Inggris sekali lagi menghadapi peningkatan kasus COVID-19. Varian baru tersebut diyakini sebagai pemicu “kemunculan” virus SARS-CoV-2, yakni Eris atau EG.5.1. Otoritas Keselamatan Kesehatan Inggris (UKHSA) telah menyatakan bahwa varian ini masih merupakan turunan dari Omicron.
Varian Eris pertama kali diidentifikasi pada 31 Juli, lonjakan kasus diperkirakan akan melebihi 200.000 selama sebulan terakhir, naik dari 606.656 kasus yang diperkirakan pada 4.7 Mei menjadi 785.980 pada 27 Juli, menurut The Zoe.
Eris saat ini merupakan varian paling umum kedua yang ditemukan di Inggris, setelah Arcturus, terhitung 39,4% dari total.
Pihak berwenang sedang memantau situasi karena tingkat kasus COVID terus meningkat. Kasus di rumah sakit juga meningkat. Direktur imunisasi UKHSA Dr Mary Ramsay mengatakan jumlahnya relatif tinggi minggu ini.

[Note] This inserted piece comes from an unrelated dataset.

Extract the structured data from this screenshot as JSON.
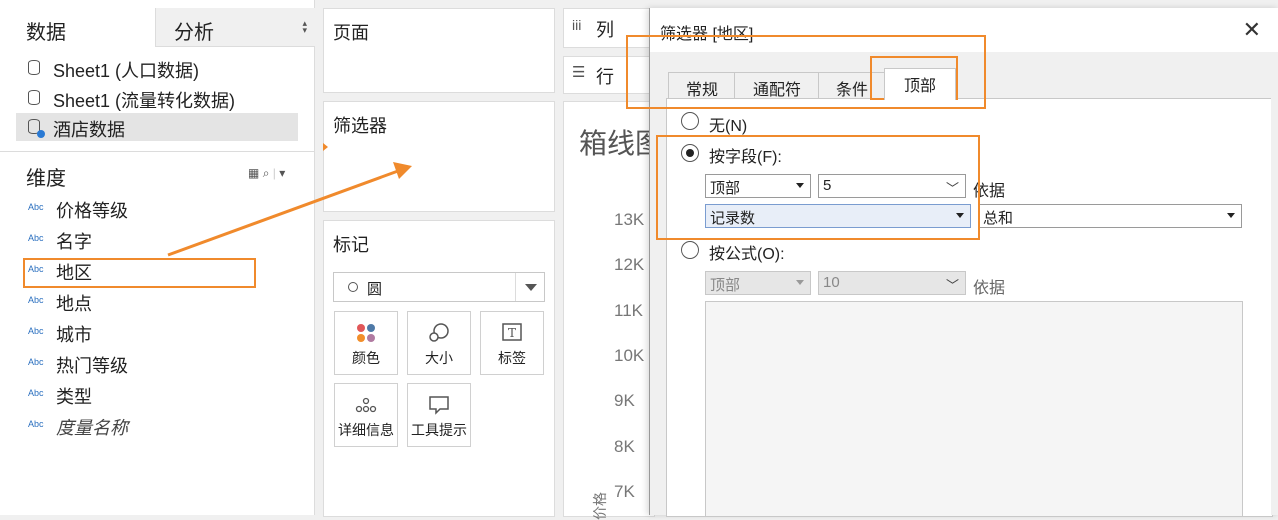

"Kami terus melihat peningkatan kasus COVID-19 dalam laporan minggu ini. Kami juga melihat sedikit peningkatan rawat inap di sebagian besar kelompok umur, terutama pada orang tua," katanya dikutip The Independent, Senin. (8 Juli 2023).

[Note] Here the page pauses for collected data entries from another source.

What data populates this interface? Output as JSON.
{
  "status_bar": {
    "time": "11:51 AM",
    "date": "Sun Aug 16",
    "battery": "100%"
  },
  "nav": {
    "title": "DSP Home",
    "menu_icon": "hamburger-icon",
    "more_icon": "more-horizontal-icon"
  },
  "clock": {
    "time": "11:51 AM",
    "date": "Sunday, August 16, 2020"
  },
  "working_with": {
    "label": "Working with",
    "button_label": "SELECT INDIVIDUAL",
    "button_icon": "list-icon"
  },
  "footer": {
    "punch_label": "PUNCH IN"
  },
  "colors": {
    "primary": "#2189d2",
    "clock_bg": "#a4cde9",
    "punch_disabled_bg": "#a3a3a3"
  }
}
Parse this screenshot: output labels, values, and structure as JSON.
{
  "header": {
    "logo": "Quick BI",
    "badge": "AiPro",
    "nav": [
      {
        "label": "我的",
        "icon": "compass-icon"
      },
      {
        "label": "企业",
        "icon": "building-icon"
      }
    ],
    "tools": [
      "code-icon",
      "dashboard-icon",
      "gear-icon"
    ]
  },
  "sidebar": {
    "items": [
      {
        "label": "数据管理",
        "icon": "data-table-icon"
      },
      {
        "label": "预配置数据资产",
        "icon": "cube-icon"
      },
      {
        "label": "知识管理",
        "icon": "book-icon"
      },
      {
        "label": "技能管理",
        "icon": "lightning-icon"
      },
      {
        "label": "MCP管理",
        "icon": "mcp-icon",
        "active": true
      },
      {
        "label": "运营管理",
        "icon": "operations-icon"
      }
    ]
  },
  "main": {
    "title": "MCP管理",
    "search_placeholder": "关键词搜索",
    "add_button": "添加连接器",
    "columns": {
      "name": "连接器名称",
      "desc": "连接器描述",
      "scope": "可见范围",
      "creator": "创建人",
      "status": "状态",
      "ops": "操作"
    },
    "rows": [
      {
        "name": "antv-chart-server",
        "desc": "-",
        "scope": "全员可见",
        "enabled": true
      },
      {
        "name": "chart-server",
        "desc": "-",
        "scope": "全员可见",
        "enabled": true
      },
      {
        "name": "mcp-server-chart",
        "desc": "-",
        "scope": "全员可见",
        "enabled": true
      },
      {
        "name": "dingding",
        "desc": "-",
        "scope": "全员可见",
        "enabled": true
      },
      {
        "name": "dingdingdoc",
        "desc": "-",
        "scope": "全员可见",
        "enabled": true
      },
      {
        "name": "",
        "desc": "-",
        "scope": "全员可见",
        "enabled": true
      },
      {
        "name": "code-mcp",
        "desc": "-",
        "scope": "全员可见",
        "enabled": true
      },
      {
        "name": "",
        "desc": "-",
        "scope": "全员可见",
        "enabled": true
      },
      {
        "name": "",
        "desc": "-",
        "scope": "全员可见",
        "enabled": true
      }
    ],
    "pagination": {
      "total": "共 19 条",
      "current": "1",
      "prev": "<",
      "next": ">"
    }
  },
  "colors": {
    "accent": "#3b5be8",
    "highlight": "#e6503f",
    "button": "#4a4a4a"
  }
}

“Tingkat rawat inap secara keseluruhan masih sangat rendah dan saat ini kami tidak melihat peningkatan serupa dalam penerimaan ICU. Kami akan terus memantau tren ini dengan cermat."
Dalam laporan lain yang berfokus pada pemantauan varian, EG.5.1 atau Eris secara resmi diakui sebagai varian dalam pengawasan.
"EG.5.1 pertama kali dikeluarkan sebagai sinyal peringatan pada 3 Juli 2023 karena meningkatnya pelaporan internasional, khususnya di Asia."
"Pada minggu 10 Juli 2023, 11,8% urutan di Inggris telah diklasifikasikan sebagai EG.5.1 (data per 27 Juli 2023)."
Kepala Dinas Komunikasi dan Pelayanan Publik Kementerian Kesehatan dr Siti Nadia Tarmizi membenarkan bahwa varian Eris belum ditemukan di Indonesia. Meskipun demikian, masyarakat tetap didorong untuk meningkatkan kemampuan melindungi diri dengan tetap mendapatkan vaksinasi ulang.
Dr Nadia menjelaskan: “Sejauh ini belum dilaporkan.
Sementara itu, ahli epidemiologi Dicky Budiman menilai varian Eris belum masuk kategori mengkhawatirkan. Meski varian saat ini menyebar sangat cepat, dengan satu dari tujuh orang menulari, kecenderungan tertular penyakit di rumah sakit rendah.
“Sejauh ini mereka tidak menimbulkan ancaman serius yang parah atau kematian, meskipun kasusnya banyak,” jelas Dicky.
“Kabar baiknya vaksin masih efektif, tapi proteksi masih perlu ditingkatkan, terutama untuk kelompok berisiko,” jelasnya menekankan pentingnya proteksi lansia, kelompok komorbid dan lain-lain.